Commonwealth Professor of Mathematics and History Karen Hunger Parshall will receive the 2018 Albert Leon Whiteman Memorial Prize of the AMS for her outstanding work in the history of mathematics, and in particular, for her work on the evolution of mathematics in the USA and on the history of algebra, as well as for her substantial contribution to the international life of her discipline through students, editorial work, and conferences.
Professor Parshall has a long and distinguished publishing record in the history of mathematics: four seminal books, one monograph, four co-edited volumes, more than 50 research papers, and a great number of reviews and papers directed at wider audiences. She has particularly studied two themes: the evolution of mathematics in the USA and the history of algebra. Parshall unites approaches long thought to be contradictory. She masters impressive amounts of archival evidence, applies utmost scrutiny and competence in analyzing both mathematical content and institutional contexts, and establishes links between local mathematical environments and the appreciation of particular mathematical objects within those environments. The depth and variety of her contributions, historical and mathematical, make her a natural and notable recipient of the Whiteman Prize.
Since 1988, Parshall has been on the faculty at the University of Virginia, where she has a joint appointment in the Departments of History and Mathematics, teaching the history of science in the History Department and mathematics and the history of mathematics in the Mathematics Department.
She has been an invited hour speaker at the International Congress of Mathematicians in Zürich (1994), a plenary lecturer at three Joint Mathematics Meetings (1995, 2000, and 2008), and one of the MAA’s Centennial Speakers (2013). In 2002, she was elected as a Corresponding Member of the Académie internationale d’histoire des sciences, and became an Inaugural Fellow of the AMS in 2012.

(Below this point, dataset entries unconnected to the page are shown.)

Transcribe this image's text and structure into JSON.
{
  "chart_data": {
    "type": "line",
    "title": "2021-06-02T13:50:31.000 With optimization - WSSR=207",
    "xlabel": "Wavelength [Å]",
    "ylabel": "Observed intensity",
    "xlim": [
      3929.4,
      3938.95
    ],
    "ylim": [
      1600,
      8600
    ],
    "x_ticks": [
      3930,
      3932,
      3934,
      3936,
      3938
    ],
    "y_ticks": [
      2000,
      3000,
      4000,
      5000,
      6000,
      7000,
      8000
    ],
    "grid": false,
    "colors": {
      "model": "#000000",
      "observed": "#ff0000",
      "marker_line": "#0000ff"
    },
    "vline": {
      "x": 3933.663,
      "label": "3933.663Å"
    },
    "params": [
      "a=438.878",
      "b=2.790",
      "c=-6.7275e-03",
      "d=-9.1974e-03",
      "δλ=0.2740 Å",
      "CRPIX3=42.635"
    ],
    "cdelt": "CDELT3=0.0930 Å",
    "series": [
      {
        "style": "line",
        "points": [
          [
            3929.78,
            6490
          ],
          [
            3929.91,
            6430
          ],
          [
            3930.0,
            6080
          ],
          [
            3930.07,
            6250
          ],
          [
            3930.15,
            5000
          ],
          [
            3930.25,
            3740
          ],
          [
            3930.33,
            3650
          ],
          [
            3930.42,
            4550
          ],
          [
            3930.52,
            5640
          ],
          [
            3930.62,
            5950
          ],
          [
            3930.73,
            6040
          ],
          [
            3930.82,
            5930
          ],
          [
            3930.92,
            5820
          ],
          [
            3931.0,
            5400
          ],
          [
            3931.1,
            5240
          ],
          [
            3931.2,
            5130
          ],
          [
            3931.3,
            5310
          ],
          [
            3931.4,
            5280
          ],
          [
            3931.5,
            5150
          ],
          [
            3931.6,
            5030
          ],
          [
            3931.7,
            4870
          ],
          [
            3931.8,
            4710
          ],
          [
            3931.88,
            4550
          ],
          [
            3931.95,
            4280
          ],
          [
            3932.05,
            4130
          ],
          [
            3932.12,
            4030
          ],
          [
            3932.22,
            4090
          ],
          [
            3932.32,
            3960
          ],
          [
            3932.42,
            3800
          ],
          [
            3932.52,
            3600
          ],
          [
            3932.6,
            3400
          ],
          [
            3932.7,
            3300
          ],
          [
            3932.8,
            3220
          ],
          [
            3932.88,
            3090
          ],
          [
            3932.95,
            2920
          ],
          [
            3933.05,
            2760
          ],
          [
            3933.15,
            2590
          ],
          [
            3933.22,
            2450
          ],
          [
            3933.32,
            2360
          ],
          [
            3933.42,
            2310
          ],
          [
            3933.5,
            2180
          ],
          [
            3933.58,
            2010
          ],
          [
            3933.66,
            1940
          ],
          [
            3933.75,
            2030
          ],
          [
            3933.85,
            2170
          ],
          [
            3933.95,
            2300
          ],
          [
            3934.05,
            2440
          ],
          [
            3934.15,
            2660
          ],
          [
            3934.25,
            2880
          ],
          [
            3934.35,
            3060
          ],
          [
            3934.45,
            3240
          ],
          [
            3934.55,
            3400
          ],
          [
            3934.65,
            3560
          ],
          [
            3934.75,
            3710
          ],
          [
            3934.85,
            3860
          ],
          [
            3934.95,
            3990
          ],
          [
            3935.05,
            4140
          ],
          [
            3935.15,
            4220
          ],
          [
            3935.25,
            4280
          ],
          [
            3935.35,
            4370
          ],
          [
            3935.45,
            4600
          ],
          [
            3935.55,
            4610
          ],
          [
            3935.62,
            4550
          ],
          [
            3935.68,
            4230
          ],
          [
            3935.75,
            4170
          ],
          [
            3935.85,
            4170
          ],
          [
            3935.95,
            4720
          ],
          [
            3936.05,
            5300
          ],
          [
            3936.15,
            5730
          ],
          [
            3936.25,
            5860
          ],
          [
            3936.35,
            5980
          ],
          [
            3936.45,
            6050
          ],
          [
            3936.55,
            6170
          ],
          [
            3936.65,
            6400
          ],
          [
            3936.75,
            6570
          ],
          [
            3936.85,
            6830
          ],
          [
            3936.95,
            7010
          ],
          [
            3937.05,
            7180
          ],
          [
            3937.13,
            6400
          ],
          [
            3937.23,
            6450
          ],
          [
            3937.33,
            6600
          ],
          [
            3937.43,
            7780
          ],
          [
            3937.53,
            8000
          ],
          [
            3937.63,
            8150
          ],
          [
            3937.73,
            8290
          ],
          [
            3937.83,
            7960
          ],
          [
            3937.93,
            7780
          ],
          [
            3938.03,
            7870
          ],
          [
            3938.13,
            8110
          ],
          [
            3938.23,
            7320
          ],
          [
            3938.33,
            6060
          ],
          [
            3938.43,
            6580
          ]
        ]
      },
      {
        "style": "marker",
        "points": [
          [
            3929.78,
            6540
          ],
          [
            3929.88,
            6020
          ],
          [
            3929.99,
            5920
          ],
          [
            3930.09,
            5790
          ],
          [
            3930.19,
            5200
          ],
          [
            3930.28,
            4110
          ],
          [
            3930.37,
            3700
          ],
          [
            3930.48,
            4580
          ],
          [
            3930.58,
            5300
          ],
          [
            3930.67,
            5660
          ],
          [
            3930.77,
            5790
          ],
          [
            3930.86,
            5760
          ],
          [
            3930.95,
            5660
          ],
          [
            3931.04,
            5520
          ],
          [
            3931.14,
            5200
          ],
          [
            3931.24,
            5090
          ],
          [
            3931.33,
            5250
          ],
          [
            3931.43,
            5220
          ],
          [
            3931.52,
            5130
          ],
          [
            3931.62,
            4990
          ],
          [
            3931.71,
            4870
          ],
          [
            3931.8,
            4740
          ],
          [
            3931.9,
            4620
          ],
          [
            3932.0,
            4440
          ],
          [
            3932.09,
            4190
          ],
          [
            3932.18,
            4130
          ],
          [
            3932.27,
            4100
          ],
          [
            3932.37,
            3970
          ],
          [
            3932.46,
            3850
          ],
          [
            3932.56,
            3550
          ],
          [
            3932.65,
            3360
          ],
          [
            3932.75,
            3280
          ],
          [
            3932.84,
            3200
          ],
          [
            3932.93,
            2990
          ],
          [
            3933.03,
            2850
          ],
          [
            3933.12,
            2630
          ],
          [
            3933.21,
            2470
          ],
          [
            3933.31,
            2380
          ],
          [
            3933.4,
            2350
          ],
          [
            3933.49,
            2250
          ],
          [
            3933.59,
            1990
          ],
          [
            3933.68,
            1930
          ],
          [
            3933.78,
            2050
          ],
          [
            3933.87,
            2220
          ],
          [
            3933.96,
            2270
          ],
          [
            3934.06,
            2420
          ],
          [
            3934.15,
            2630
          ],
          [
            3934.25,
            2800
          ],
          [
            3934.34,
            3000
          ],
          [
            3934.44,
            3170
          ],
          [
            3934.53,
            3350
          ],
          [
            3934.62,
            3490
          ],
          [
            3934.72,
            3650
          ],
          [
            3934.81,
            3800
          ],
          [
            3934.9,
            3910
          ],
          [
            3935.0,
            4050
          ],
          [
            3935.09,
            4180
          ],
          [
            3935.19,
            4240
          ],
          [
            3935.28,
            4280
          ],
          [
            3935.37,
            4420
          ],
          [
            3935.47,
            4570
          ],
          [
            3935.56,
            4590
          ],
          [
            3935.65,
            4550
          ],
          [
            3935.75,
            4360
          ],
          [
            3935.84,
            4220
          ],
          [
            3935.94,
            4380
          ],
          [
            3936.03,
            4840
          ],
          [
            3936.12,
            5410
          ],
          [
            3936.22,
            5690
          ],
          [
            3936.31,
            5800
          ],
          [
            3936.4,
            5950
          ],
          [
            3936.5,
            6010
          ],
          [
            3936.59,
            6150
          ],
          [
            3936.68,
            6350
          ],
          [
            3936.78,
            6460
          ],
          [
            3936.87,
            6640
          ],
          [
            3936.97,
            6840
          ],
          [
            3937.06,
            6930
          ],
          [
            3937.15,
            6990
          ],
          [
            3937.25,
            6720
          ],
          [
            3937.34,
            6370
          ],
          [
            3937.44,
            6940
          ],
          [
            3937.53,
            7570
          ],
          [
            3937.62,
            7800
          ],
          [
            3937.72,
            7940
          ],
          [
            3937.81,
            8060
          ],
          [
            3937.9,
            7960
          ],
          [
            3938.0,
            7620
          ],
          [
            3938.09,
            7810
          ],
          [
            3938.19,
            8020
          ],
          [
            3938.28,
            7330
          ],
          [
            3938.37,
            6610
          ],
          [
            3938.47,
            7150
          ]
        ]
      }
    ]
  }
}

I am deeply honored and profoundly humbled to be named the 2018 recipient of the Albert Leon Whiteman Memorial Prize in the history of mathematics.
Since 1988, when its then Dean of the Faculty, the physicist Hugh Kelly, made possible a completely unheard of 50-50 joint appointment for me in History and Mathematics, the University of Virginia has provided a challenging but supportive environment. There, I have pursued my research, trained graduate students in the history of mathematics, and introduced undergraduates to the amazingly rich histories of science and mathematics. I have continually benefitted from my daily bouncing back and forth between conversations with colleagues in both of my departments. Two in particular, my colleague in History, Joe Kett, and my colleague in Mathematics, my husband Brian Parshall, have, through their respective insights, helped me become a better historian of mathematics. And, the same is true of my PhD students–Della Dumbaugh, Patti Hunter, Sloan Despeaux, Deborah Kent, and Laura Martini–while they were working on their dissertations and in the years since.
I also came to realize that, even though it may have seemed like I had to carve, with much help, my own academic niche, I was by no means alone. I came, through the Joint Mathematics Meetings and the efforts initially of Victor Katz and Fred Rickey, to realize that there was a vibrant community of historians of mathematics in the United States as well as internationally. Joe Dauben at the City University of New York, and the fourth Whiteman Memorial Prize winner, has been a constant source of professional inspiration throughout my career, as was the noted English historian of mathematics, Ivor Grattan-Guinness. Another friend and colleague, Albert Lewis, opened for me the treasure trove that is the Archive of American Mathematics. My debts to other colleagues and collaborators in the United States, Great Britain, France, the Netherlands, Germany, Spain, Italy, Mexico, Brazil, Australia, China, and elsewhere are simply too numerous to detail.
I extend my most heartfelt thanks to all of these colleagues as well as to the AMS’s selection committee. My thanks also go to Sally Whiteman. She made the Alfred Leon Whiteman Memorial Prize possible and, in so doing, prominently recognized research in the history of mathematics within the broader mathematical research community.
The Albert Leon Whiteman Memorial Prize recognizes notable exposition and exceptional scholarship in the history of mathematics. It was established in 1998 using funds donated by Mrs. Sally Whiteman in memory of her husband, Albert Leon Whiteman. The 2018 prize will be awarded Thursday, January 11, 2018, at the Joint Mathematics Meetings in San Diego.